Datashader

Datashader is a graphics pipeline system for creating meaningful representations of large datasets quickly and flexibly. Datashader breaks the creation of images into a series of explicit steps that allow computations to be done on intermediate representations. This approach allows accurate and effective visualizations to be produced automatically, and also makes it simple for data scientists to focus on particular data and relationships of interest in a principled way. Using highly optimized rendering routines written in Python but compiled to machine code using Numba, datashader makes it practical to work with extremely large datasets even on standard hardware.

To make it concrete, here’s an example of what datashader code looks like:

>>> import datashader as ds
>>> import datashader.transfer_functions as tf
>>> import pandas as pd
>>> df = pd.read_csv('user_data.csv')

>>> cvs = ds.Canvas(plot_width=400, plot_height=400)
>>> agg = cvs.points(df, 'x_col', 'y_col', ds.mean('z_col'))
>>> img = tf.shade(agg, cmap=['lightblue', 'darkblue'], how='log')

This code reads a data file into a Pandas dataframe df, and then projects the fields x_col and y_col onto the x and y dimensions of 400x400 grid, aggregating it by the mean value of the z_col of each datapoint. The results are rendered into an image where the minimum count will be plotted in lightblue, the maximum in darkblue, and ranging logarithmically in between.

And here are some sample outputs for data from the 2010 US census, each constructed using a similar set of code:

_images/usa_census.jpg _images/nyc_races.jpg

Documentation for datashader is primarily provided in the form of Jupyter notebooks. To understand which plotting problems datashader helps you avoid, you can start with our Plotting Pitfalls notebook. To see the steps in the datashader pipeline in detail, you can start with our Pipeline notebook. Or you may want to start with detailed case studies of datashader in action, such as our NYC Taxi, US Census, and OpenSky notebooks. In most cases, the easiest way to use Datashader via the high-level HoloViews package, which lets you flexibly switch between Datashader and non-Datashader plots generated by Matplotlib or Bokeh. Additional notebooks showing how to use datashader for other applications or data types are viewable on Anaconda Cloud and can be downloaded in runnable form as described on the datashader examples page.

FAQ

Q: When should I use datashader?

A: Datashader is designed for working with large datasets, for cases where it is most crucial to faithfully represent the distribution of your data. datashader can work easily with extremely large datasets, generating a fixed-size data structure (regardless of the original number of records) that gets transferred to your local browser for display. If you ever find yourself subsampling your data just so that you can plot it feasibly, or if you are forced for practical reasons to iterate over chunks of it rather than looking at all of it at once, then datashader can probably help you.

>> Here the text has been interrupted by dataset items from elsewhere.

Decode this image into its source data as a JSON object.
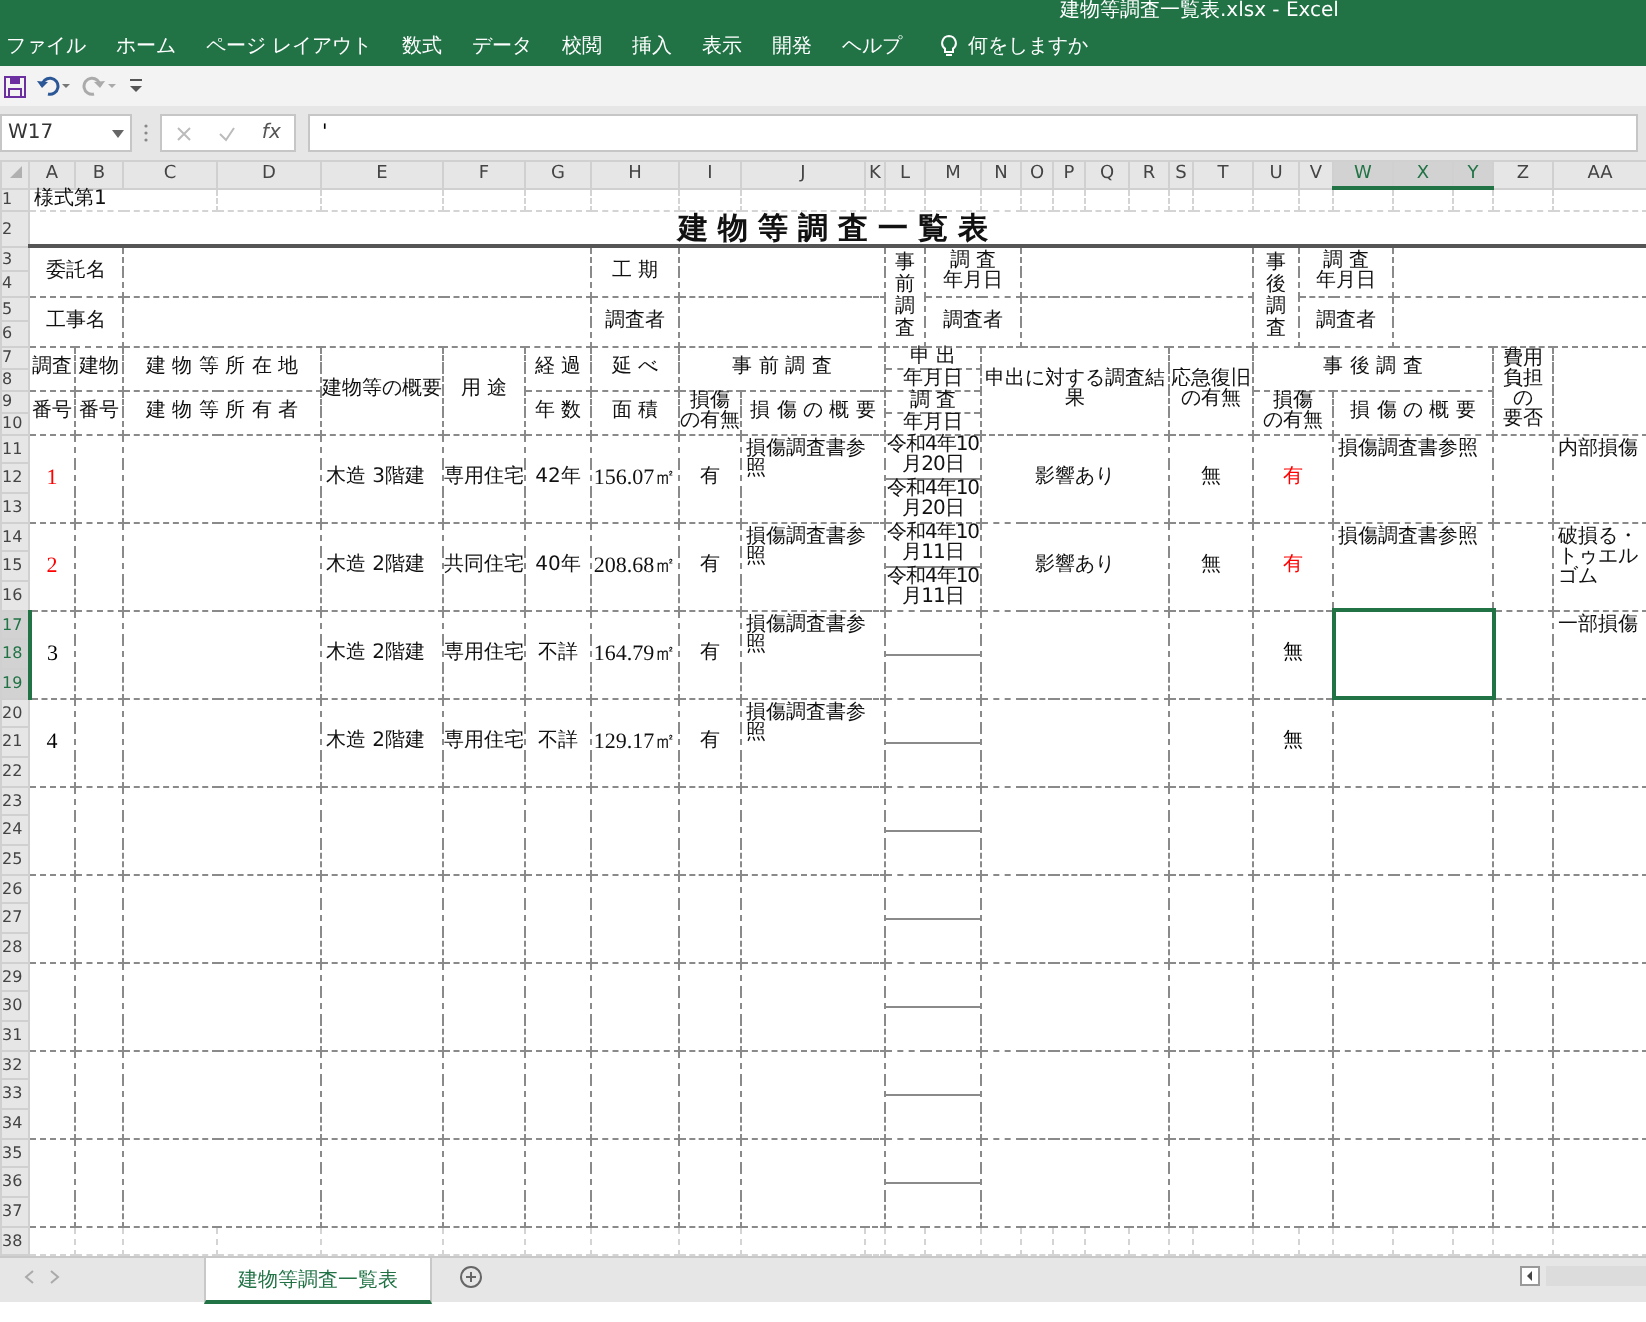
{
  "window": {
    "title": "建物等調査一覧表.xlsx  -  Excel"
  },
  "menu": [
    {
      "label": "ファイル"
    },
    {
      "label": "ホーム"
    },
    {
      "label": "ページ レイアウト"
    },
    {
      "label": "数式"
    },
    {
      "label": "データ"
    },
    {
      "label": "校閲"
    },
    {
      "label": "挿入"
    },
    {
      "label": "表示"
    },
    {
      "label": "開発"
    },
    {
      "label": "ヘルプ"
    }
  ],
  "tell_me": {
    "label": "何をしますか"
  },
  "formula_bar": {
    "name_box": "W17",
    "function_label": "fx",
    "value": "'"
  },
  "column_headers": [
    {
      "label": "A",
      "selected": false
    },
    {
      "label": "B",
      "selected": false
    },
    {
      "label": "C",
      "selected": false
    },
    {
      "label": "D",
      "selected": false
    },
    {
      "label": "E",
      "selected": false
    },
    {
      "label": "F",
      "selected": false
    },
    {
      "label": "G",
      "selected": false
    },
    {
      "label": "H",
      "selected": false
    },
    {
      "label": "I",
      "selected": false
    },
    {
      "label": "J",
      "selected": false
    },
    {
      "label": "K",
      "selected": false
    },
    {
      "label": "L",
      "selected": false
    },
    {
      "label": "M",
      "selected": false
    },
    {
      "label": "N",
      "selected": false
    },
    {
      "label": "O",
      "selected": false
    },
    {
      "label": "P",
      "selected": false
    },
    {
      "label": "Q",
      "selected": false
    },
    {
      "label": "R",
      "selected": false
    },
    {
      "label": "S",
      "selected": false
    },
    {
      "label": "T",
      "selected": false
    },
    {
      "label": "U",
      "selected": false
    },
    {
      "label": "V",
      "selected": false
    },
    {
      "label": "W",
      "selected": true
    },
    {
      "label": "X",
      "selected": true
    },
    {
      "label": "Y",
      "selected": true
    },
    {
      "label": "Z",
      "selected": false
    },
    {
      "label": "AA",
      "selected": false
    }
  ],
  "row_headers": [
    {
      "label": "1",
      "selected": false
    },
    {
      "label": "2",
      "selected": false
    },
    {
      "label": "3",
      "selected": false
    },
    {
      "label": "4",
      "selected": false
    },
    {
      "label": "5",
      "selected": false
    },
    {
      "label": "6",
      "selected": false
    },
    {
      "label": "7",
      "selected": false
    },
    {
      "label": "8",
      "selected": false
    },
    {
      "label": "9",
      "selected": false
    },
    {
      "label": "10",
      "selected": false
    },
    {
      "label": "11",
      "selected": false
    },
    {
      "label": "12",
      "selected": false
    },
    {
      "label": "13",
      "selected": false
    },
    {
      "label": "14",
      "selected": false
    },
    {
      "label": "15",
      "selected": false
    },
    {
      "label": "16",
      "selected": false
    },
    {
      "label": "17",
      "selected": true
    },
    {
      "label": "18",
      "selected": true
    },
    {
      "label": "19",
      "selected": true
    },
    {
      "label": "20",
      "selected": false
    },
    {
      "label": "21",
      "selected": false
    },
    {
      "label": "22",
      "selected": false
    },
    {
      "label": "23",
      "selected": false
    },
    {
      "label": "24",
      "selected": false
    },
    {
      "label": "25",
      "selected": false
    },
    {
      "label": "26",
      "selected": false
    },
    {
      "label": "27",
      "selected": false
    },
    {
      "label": "28",
      "selected": false
    },
    {
      "label": "29",
      "selected": false
    },
    {
      "label": "30",
      "selected": false
    },
    {
      "label": "31",
      "selected": false
    },
    {
      "label": "32",
      "selected": false
    },
    {
      "label": "33",
      "selected": false
    },
    {
      "label": "34",
      "selected": false
    },
    {
      "label": "35",
      "selected": false
    },
    {
      "label": "36",
      "selected": false
    },
    {
      "label": "37",
      "selected": false
    },
    {
      "label": "38",
      "selected": false
    }
  ],
  "sheet": {
    "form_label": "様式第1",
    "title": "建物等調査一覧表",
    "headers": {
      "client": "委託名",
      "work": "工事名",
      "period": "工 期",
      "surveyor": "調査者",
      "pre_survey": "事前調査",
      "pre_date": [
        "調 査",
        "年月日"
      ],
      "pre_surveyor": "調査者",
      "post_survey": "事後調査",
      "post_date": [
        "調 査",
        "年月日"
      ],
      "post_surveyor": "調査者",
      "survey_no_top": "調査",
      "survey_no_bottom": "番号",
      "building_no_top": "建物",
      "building_no_bottom": "番号",
      "location": "建 物 等 所 在 地",
      "owner": "建 物 等 所 有 者",
      "overview": "建物等の概要",
      "use": "用 途",
      "elapsed_top": "経 過",
      "elapsed_bottom": "年 数",
      "floor_top": "延 べ",
      "floor_bottom": "面 積",
      "pre_group": "事 前 調 査",
      "pre_damage": [
        "損傷",
        "の有無"
      ],
      "pre_summary": "損 傷 の 概 要",
      "request_date_top": "申 出",
      "request_date_bottom": "年月日",
      "survey_date_top": "調 査",
      "survey_date_bottom": "年月日",
      "result": "申出に対する調査結果",
      "emergency": [
        "応急復旧",
        "の有無"
      ],
      "post_group": "事 後 調 査",
      "post_damage": [
        "損傷",
        "の有無"
      ],
      "post_summary": "損 傷 の 概 要",
      "cost": [
        "費用",
        "負担",
        "の",
        "要否"
      ]
    },
    "records": [
      {
        "number": "1",
        "color": "#ff0000",
        "structure": "木造 3階建",
        "use": "専用住宅",
        "age": "42年",
        "floor_area": "156.07㎡",
        "pre_damage": "有",
        "pre_summary": "損傷調査書参照",
        "request_date": "令和4年10月20日",
        "survey_date": "令和4年10月20日",
        "result": "影響あり",
        "emergency": "無",
        "post_damage": {
          "text": "有",
          "color": "#ff0000"
        },
        "post_summary": "損傷調査書参照",
        "note": "内部損傷",
        "selected": false
      },
      {
        "number": "2",
        "color": "#ff0000",
        "structure": "木造 2階建",
        "use": "共同住宅",
        "age": "40年",
        "floor_area": "208.68㎡",
        "pre_damage": "有",
        "pre_summary": "損傷調査書参照",
        "request_date": "令和4年10月11日",
        "survey_date": "令和4年10月11日",
        "result": "影響あり",
        "emergency": "無",
        "post_damage": {
          "text": "有",
          "color": "#ff0000"
        },
        "post_summary": "損傷調査書参照",
        "note": "破損る・トゥエルゴム",
        "selected": false
      },
      {
        "number": "3",
        "color": "#000000",
        "structure": "木造 2階建",
        "use": "専用住宅",
        "age": "不詳",
        "floor_area": "164.79㎡",
        "pre_damage": "有",
        "pre_summary": "損傷調査書参照",
        "post_damage": {
          "text": "無",
          "color": "#000000"
        },
        "note": "一部損傷",
        "selected": true
      },
      {
        "number": "4",
        "color": "#000000",
        "structure": "木造 2階建",
        "use": "専用住宅",
        "age": "不詳",
        "floor_area": "129.17㎡",
        "pre_damage": "有",
        "pre_summary": "損傷調査書参照",
        "post_damage": {
          "text": "無",
          "color": "#000000"
        },
        "selected": false
      }
    ]
  },
  "sheet_tabs": [
    {
      "label": "建物等調査一覧表",
      "selected": true
    }
  ]
}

Q: When should I not use datashader?

A: If you have a very small number of data points (in the hundreds or thousands) or curves (in the tens or several tens, each with hundreds or thousands of points), then conventional plotting packages like Bokeh may be more suitable. With conventional browser-based packages, all of the data points are passed directly to the browser for display, allowing specific interaction with each curve or point, including display of metadata, linking to sources, etc. This approach offers the most flexibility per point or per curve, but rapidly runs into limitations on how much data can be processed by the browser, and how much can be displayed on screen and resolved by the human visual system. If you are not having such problems, i.e., your data is easily handled by your plotting infrastructure and you can easily see and work with all your data onscreen already, then you probably don’t need datashader.

Q: Is datashader part of bokeh?

A: datashader is an independent project, focusing on generating aggregate arrays and representations of them as images. Bokeh is a complementary project, focusing on building browser-based visualizations and dashboards. Bokeh (along with other plotting packages) can display images rendered by datashader, providing axes, interactive zooming and panning, selection, legends, hover information, and so on. Sample bokeh-based plotting code is provided with datashader, but viewers for maptlotlib are already under development, and similar code could be developed for any other plotting package that can display images. The library can also be used separately, without any external plotting packages, generating images that can be displayed directly or saved to disk, or generating aggregate arrays suitable for further analysis.

Other resources

You can watch a short talk about datashader on YouTube: Datashader: Revealing the Structure of Genuinely Big Data. The video, Visualizing Billions of Points of Data, and its slides from a February 2016 one-hour talk introducing Datashader are also available, but do not cover more recent extensions to the library.

Some of the original ideas for datashader were developed under the name Abstract Rendering, which is described in a 2014 SPIE VDA paper.

The source code for datashader is maintained at our Github site, and is documented using the API link on this page.